DB Name | DB Id | Instance | Inst num | Startup Time | Release | RAC |
ORCL | 4567890123 | ORCL1 | 1 | 07-Jan-15 19:01 | 11.1.0.6.0 | YES |
Host Name | Platform | CPUs | Cores | Sockets | Memory (GB) |
orcl1 | AIX-Based Systems (64-bit) | 16 | 8 |
| 61.50 |
| Snap Id | Snap Time | Sessions | Cursors/Session |
Begin Snap: | 41170 | 06-Mar-15 09:58:35 | 205 | 17.2 |
End Snap: | 41171 | 06-Mar-15 10:58:26 | 194 | 18.3 |
Elapsed: |
| 59.85 (mins) |
|
|
DB Time: |
| 644.49 (mins) |
|
|
查看CPU个数:
$ bindprocessor -q
The available processors are: 0 1 2 3 4 5 6 7 8 9 10 11 12 13 14 15
在此快照间隔中, 总共约 60 分钟, cpu 就共有 60*16=960 分钟, DBtime为 644.49 分钟,则:
cpu 花费了 644.49 分钟在处理 Oralce 非空闲等待和运算上(比方逻辑读)
也就是说 cpu 有 644.49 /960*100%=67% 花费在处理 Oracle 的操作上,这还不包括后台进程
Top5 Timed Foreground Events
Event | Waits | Time(s) | Avg wait (ms) | % DB time | Wait Class |
cursor: pin S wait on X | 3,579,491 | 35,037 | 10 | 90.61 | Concurrency |
library cache pin | 259 | 3,508 | 13543 | 9.07 | Concurrency |
DB CPU |
| 108 |
| 0.28 |
|
DFS lock handle | 13,879 | 6 | 0 | 0.02 | Other |
SQL*Net message from dblink | 6,283 | 3 | 0 | 0.01 | Network |
在这些等待事件(除了db cpu)中, 等待次数最高的是cursor: pin S wait on X
生成一下这个一个小时内的ash报告进一步分析
DB Name | DB Id | Instance | Inst num | Release | RAC | Host |
ORCL | 4567890123 | ORCL1 | 1 | 11.1.0.6.0 | YES | orcl1 |
CPUs | SGA Size | Buffer Cache | Shared Pool | ASH Buffer Size |
16 | 25,231M (100%) | 5,888M (23.3%) | 10,942M (43.4%) | M (%) |
| Sample Time | Data Source |
Analysis Begin Time: | 06-Mar-15 09:58:35 | DBA_HIST_ACTIVE_SESS_HISTORY |
Analysis End Time: | 06-Mar-15 10:58:35 | DBA_HIST_ACTIVE_SESS_HISTORY |
Elapsed Time: | 60.0 (mins) |
|
Sample Count: | 4,699 |
|
Average Active Sessions: | 13.05 |
|
Avg.
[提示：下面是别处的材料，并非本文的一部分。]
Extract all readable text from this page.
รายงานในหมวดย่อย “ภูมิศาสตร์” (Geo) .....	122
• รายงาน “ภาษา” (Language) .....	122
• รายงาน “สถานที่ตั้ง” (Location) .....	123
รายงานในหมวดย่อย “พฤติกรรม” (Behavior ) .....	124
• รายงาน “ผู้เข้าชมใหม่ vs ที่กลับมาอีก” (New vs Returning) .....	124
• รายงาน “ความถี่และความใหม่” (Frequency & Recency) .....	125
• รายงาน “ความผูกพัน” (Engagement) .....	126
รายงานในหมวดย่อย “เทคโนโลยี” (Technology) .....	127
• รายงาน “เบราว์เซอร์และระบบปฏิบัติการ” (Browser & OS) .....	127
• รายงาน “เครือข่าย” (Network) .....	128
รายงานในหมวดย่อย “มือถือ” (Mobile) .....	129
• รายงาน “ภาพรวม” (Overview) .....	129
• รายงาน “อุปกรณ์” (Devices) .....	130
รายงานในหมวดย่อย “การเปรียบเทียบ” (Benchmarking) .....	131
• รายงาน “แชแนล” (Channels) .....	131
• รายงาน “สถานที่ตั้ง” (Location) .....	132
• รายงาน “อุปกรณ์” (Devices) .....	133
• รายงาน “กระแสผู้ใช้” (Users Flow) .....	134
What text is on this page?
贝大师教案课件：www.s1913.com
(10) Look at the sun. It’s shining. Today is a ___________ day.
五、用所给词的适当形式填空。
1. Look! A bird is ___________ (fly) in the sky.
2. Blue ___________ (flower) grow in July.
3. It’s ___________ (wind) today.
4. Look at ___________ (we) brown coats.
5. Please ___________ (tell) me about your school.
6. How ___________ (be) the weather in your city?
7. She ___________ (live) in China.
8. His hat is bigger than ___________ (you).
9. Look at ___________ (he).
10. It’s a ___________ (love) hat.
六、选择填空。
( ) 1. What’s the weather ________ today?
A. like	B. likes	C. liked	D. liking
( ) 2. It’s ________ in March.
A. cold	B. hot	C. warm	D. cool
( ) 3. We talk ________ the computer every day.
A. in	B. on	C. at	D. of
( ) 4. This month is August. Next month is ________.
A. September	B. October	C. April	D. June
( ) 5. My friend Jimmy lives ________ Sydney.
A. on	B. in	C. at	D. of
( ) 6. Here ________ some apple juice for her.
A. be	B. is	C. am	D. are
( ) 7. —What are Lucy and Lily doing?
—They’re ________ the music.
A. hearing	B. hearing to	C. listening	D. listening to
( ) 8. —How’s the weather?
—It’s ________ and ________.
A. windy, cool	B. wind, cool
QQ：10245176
Active Session per CPU: | 0.82 |
|
Report Target: | None specified |
|
Top Blocking Sessions
- Blocking session activity percentages are calculated with respect to waits on enqueues, latches and "buffer busy" only
- '% Activity' represents the load on the database caused by a particular blocking session
- '# Samples Active' shows the number of ASH samples in which the blocking session was found active.
- 'XIDs' shows the number of distinct transaction IDs sampled in ASH when the blocking session was found active.
Blocking Sid | % Activity | Event Caused | % Event | User | Program | # Samples Active | XIDs |
2069, 3099 | 76.21 | cursor: pin S wait on X | 76.21 | USR_ABCD | dcba@orcl1 (TNS V1-V3) | 901/360 [250%] | 0 |
由此可以看出cursor:pin S wait on X 是由 “2069,3099”这个session 导致的。
Top Sessions
- '# Samples Active' shows the number of ASH samples in which the session was found waiting for that particular event. The percentage shown in this column is calculated with respect to wall clock time and not total database activity.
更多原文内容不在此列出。